Irene Pregizer

Ausstellung „Übermalungen“ im Kunsthaus Einbeck

Von Sabine Mischke

Vertraut, unbestimmt, erfahren: Die Landschaften der Northeimer Malerin Irene Pregizer bestechen durch die reizvolle Mischung aus vermeintlich vertrauter Umgebung, die sich aber auch anders darstellen kann. Kombiniert mit ihrer professionellen Handschrift und Bildsprache entwickelt Irene Pregizer Perspektiven. Der Besuch ihrer Ausstellung ist lohnenswert.
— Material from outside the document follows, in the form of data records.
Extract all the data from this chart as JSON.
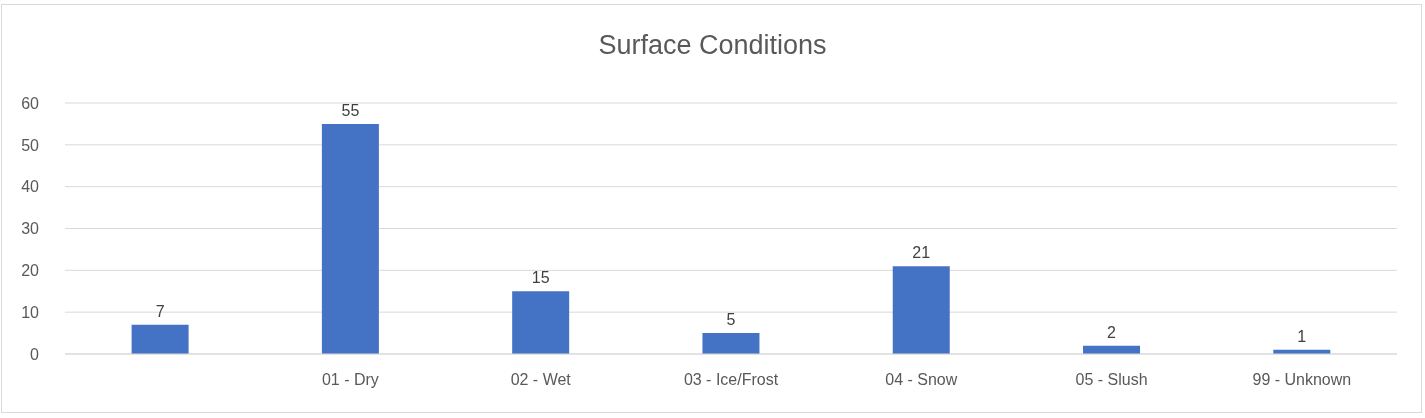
{
  "chart_data": {
    "type": "bar",
    "title": "Surface Conditions",
    "categories": [
      null,
      "01 - Dry",
      "02 - Wet",
      "03 - Ice/Frost",
      "04 - Snow",
      "05 - Slush",
      "99 - Unknown"
    ],
    "values": [
      7,
      55,
      15,
      5,
      21,
      2,
      1
    ],
    "color": "#4472c4",
    "ylim": [
      0,
      60
    ],
    "yticks": [
      0,
      10,
      20,
      30,
      40,
      50,
      60
    ],
    "grid": "y",
    "data_labels": true
  }
}
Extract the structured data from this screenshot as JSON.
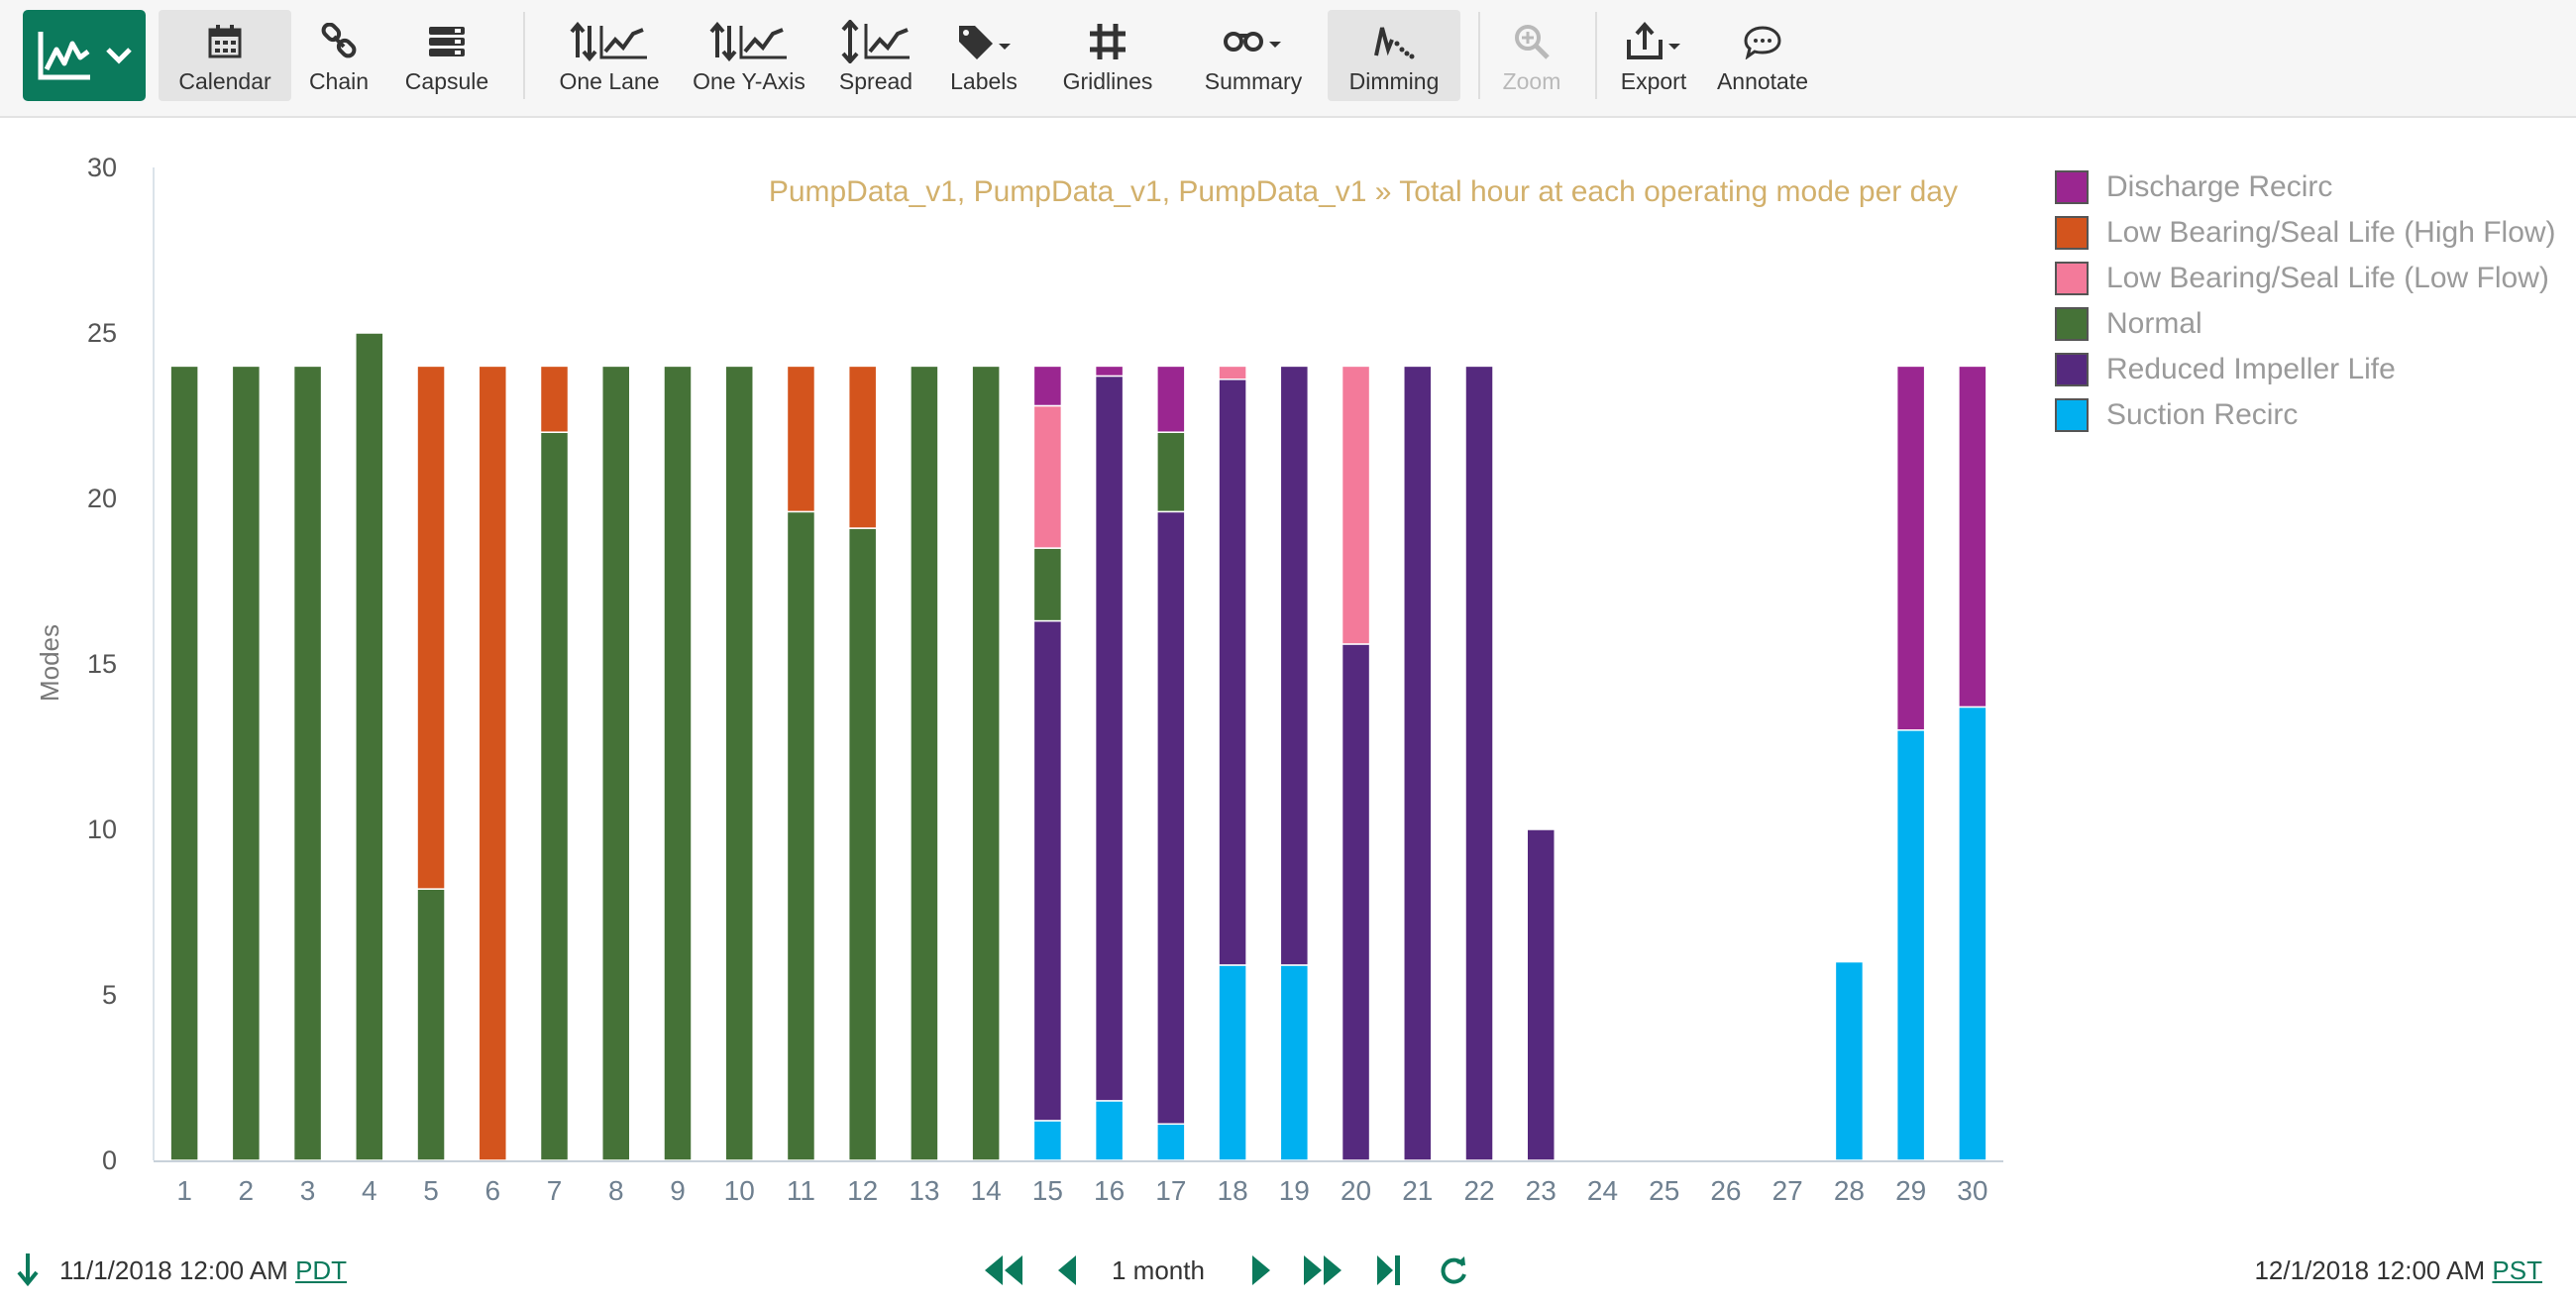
{
  "toolbar": {
    "buttons": [
      {
        "label": "Calendar",
        "icon": "calendar-icon"
      },
      {
        "label": "Chain",
        "icon": "chain-icon"
      },
      {
        "label": "Capsule",
        "icon": "capsule-icon"
      },
      {
        "label": "One Lane",
        "icon": "one-lane-icon"
      },
      {
        "label": "One Y-Axis",
        "icon": "one-y-axis-icon"
      },
      {
        "label": "Spread",
        "icon": "spread-icon"
      },
      {
        "label": "Labels",
        "icon": "labels-icon"
      },
      {
        "label": "Gridlines",
        "icon": "gridlines-icon"
      },
      {
        "label": "Summary",
        "icon": "summary-icon"
      },
      {
        "label": "Dimming",
        "icon": "dimming-icon"
      },
      {
        "label": "Zoom",
        "icon": "zoom-icon"
      },
      {
        "label": "Export",
        "icon": "export-icon"
      },
      {
        "label": "Annotate",
        "icon": "annotate-icon"
      }
    ]
  },
  "chart_data": {
    "type": "bar",
    "stacked": true,
    "title": "PumpData_v1, PumpData_v1, PumpData_v1 » Total hour at each operating mode per day",
    "ylabel": "Modes",
    "xlabel": "",
    "ylim": [
      0,
      30
    ],
    "yticks": [
      0,
      5,
      10,
      15,
      20,
      25,
      30
    ],
    "categories": [
      "1",
      "2",
      "3",
      "4",
      "5",
      "6",
      "7",
      "8",
      "9",
      "10",
      "11",
      "12",
      "13",
      "14",
      "15",
      "16",
      "17",
      "18",
      "19",
      "20",
      "21",
      "22",
      "23",
      "24",
      "25",
      "26",
      "27",
      "28",
      "29",
      "30"
    ],
    "legend_position": "right",
    "series": [
      {
        "name": "Suction Recirc",
        "color": "#00b0f0",
        "values": [
          0,
          0,
          0,
          0,
          0,
          0,
          0,
          0,
          0,
          0,
          0,
          0,
          0,
          0,
          1.2,
          1.8,
          1.1,
          5.9,
          5.9,
          0,
          0,
          0,
          0,
          0,
          0,
          0,
          0,
          6,
          13,
          13.7
        ]
      },
      {
        "name": "Reduced Impeller Life",
        "color": "#55297e",
        "values": [
          0,
          0,
          0,
          0,
          0,
          0,
          0,
          0,
          0,
          0,
          0,
          0,
          0,
          0,
          15.1,
          21.9,
          18.5,
          17.7,
          18.1,
          15.6,
          24,
          24,
          10,
          0,
          0,
          0,
          0,
          0,
          0,
          0
        ]
      },
      {
        "name": "Normal",
        "color": "#457237",
        "values": [
          24,
          24,
          24,
          25,
          8.2,
          0,
          22,
          24,
          24,
          24,
          19.6,
          19.1,
          24,
          24,
          2.2,
          0,
          2.4,
          0,
          0,
          0,
          0,
          0,
          0,
          0,
          0,
          0,
          0,
          0,
          0,
          0
        ]
      },
      {
        "name": "Low Bearing/Seal Life (High Flow)",
        "color": "#d3541d",
        "values": [
          0,
          0,
          0,
          0,
          15.8,
          24,
          2,
          0,
          0,
          0,
          4.4,
          4.9,
          0,
          0,
          0,
          0,
          0,
          0,
          0,
          0,
          0,
          0,
          0,
          0,
          0,
          0,
          0,
          0,
          0,
          0
        ]
      },
      {
        "name": "Low Bearing/Seal Life (Low Flow)",
        "color": "#f37a9a",
        "values": [
          0,
          0,
          0,
          0,
          0,
          0,
          0,
          0,
          0,
          0,
          0,
          0,
          0,
          0,
          4.3,
          0,
          0,
          0.4,
          0,
          8.4,
          0,
          0,
          0,
          0,
          0,
          0,
          0,
          0,
          0,
          0
        ]
      },
      {
        "name": "Discharge Recirc",
        "color": "#9a2690",
        "values": [
          0,
          0,
          0,
          0,
          0,
          0,
          0,
          0,
          0,
          0,
          0,
          0,
          0,
          0,
          1.2,
          0.3,
          2,
          0,
          0,
          0,
          0,
          0,
          0,
          0,
          0,
          0,
          0,
          0,
          11,
          10.3
        ]
      }
    ],
    "legend_order": [
      "Discharge Recirc",
      "Low Bearing/Seal Life (High Flow)",
      "Low Bearing/Seal Life (Low Flow)",
      "Normal",
      "Reduced Impeller Life",
      "Suction Recirc"
    ]
  },
  "footer": {
    "start_date": "11/1/2018 12:00 AM",
    "start_tz": "PDT",
    "duration": "1 month",
    "end_date": "12/1/2018 12:00 AM",
    "end_tz": "PST"
  }
}
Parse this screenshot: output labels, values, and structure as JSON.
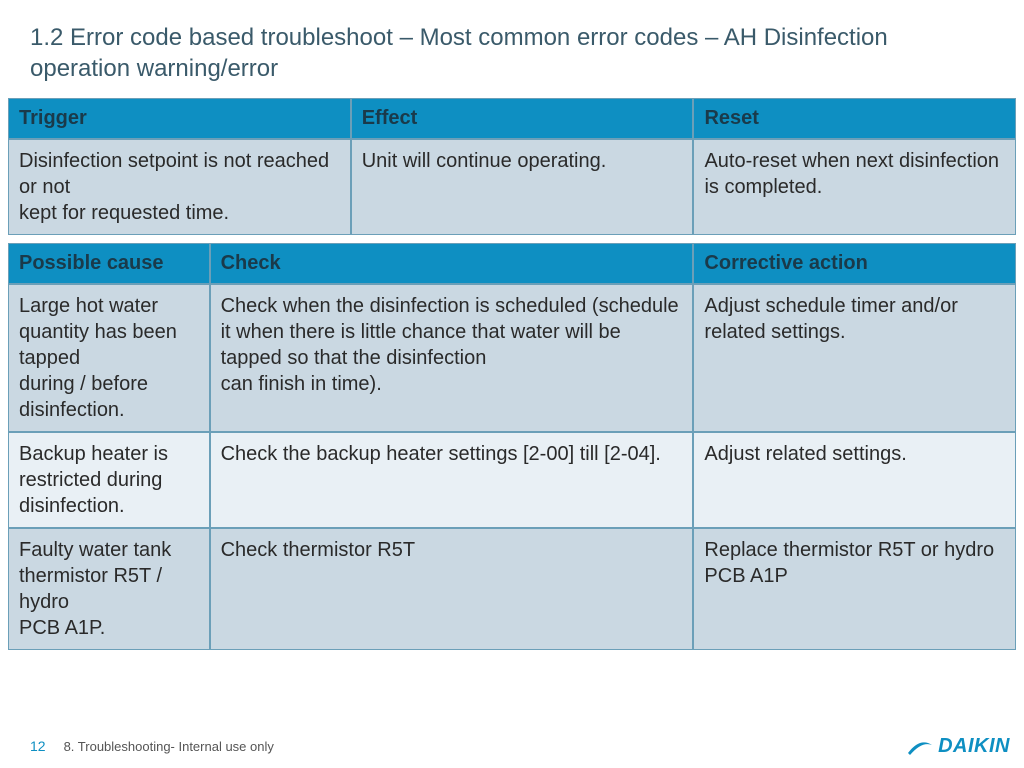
{
  "title": "1.2 Error code based troubleshoot – Most common error codes – AH Disinfection operation warning/error",
  "table1": {
    "headers": [
      "Trigger",
      "Effect",
      "Reset"
    ],
    "row": [
      "Disinfection setpoint is not reached or not\nkept for requested time.",
      "Unit will continue operating.",
      "Auto-reset when next disinfection is completed."
    ]
  },
  "table2": {
    "headers": [
      "Possible cause",
      "Check",
      "Corrective action"
    ],
    "rows": [
      {
        "cause": "Large hot water quantity has been tapped\nduring / before disinfection.",
        "check": "Check when the disinfection is scheduled (schedule it when there is little chance that water will be tapped so that the disinfection\ncan finish in time).",
        "action": "Adjust schedule timer and/or related settings.",
        "shade": "a"
      },
      {
        "cause": "Backup heater is restricted during disinfection.",
        "check": "Check the backup heater settings [2-00] till [2-04].",
        "action": "Adjust related settings.",
        "shade": "b"
      },
      {
        "cause": "Faulty water tank thermistor R5T / hydro\nPCB A1P.",
        "check": "Check thermistor R5T",
        "action": "Replace thermistor R5T or hydro PCB A1P",
        "shade": "a"
      }
    ]
  },
  "footer": {
    "page": "12",
    "text": "8. Troubleshooting- Internal use only",
    "brand": "DAIKIN"
  },
  "colors": {
    "header_bg": "#0e8fc2",
    "header_text": "#1a3a4a",
    "row_a": "#cad8e2",
    "row_b": "#e9f0f5",
    "border": "#6b9fb8",
    "title": "#3a5a6a",
    "brand": "#0e8fc2"
  }
}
Sie ist bis zum 12. Mai in den Ausstellungsräumen Kunsthaus Einbeck in der Knochenhauerstraße 7 zu sehen. Geöffnet ist sie jeden Freitag von 16 bis 18 Uhr sowie jeden Samstag von 11 bis 13 Uhr. Die Künstlerin wird am 11. und 12. Mai anwesend sein.
Viele der Motive Irene Pregizers entstammen der hiesigen Umgebung, erscheinen bekannt und doch bleibt ihr Ort unbestimmt. Es sind Portraits südniedersächsischer Landschaften, die ihr Wesen erfassen und den Betrachter zum Nachdenken anregen.
Die Kunsthistorikerin Anja Marrack beschreibt: „Obwohl sie auf topographische Eindeutigkeit – klar erkennbare Kirchtürme, genau bestimmbare Orts- oder Bahnhofsschilder – verzichtet und so jedes allzu punktgenaue „Das ist…“ in ein räumlich gedehntes „Das könnte sein…“ verwandelt, trifft man beim Durchstreifen ihrer Bildwelt nie auf Unbestimmbares, Fremdartiges oder gar Unerklärliches. Einen markanten Punkt auf der Landkarte Niedersachsens markieren die Bilder Irene Pregizers nicht.“ So sei es völlig unerheblich, auf welchem Weg zwischen Northeim und Göttingen tatsächlich noch wollweiße Schafe in saftigem Grün grasen. Wir wüssten es einfach, sie täten es, und das Tag für Tag, in tiefster Gemütsruhe.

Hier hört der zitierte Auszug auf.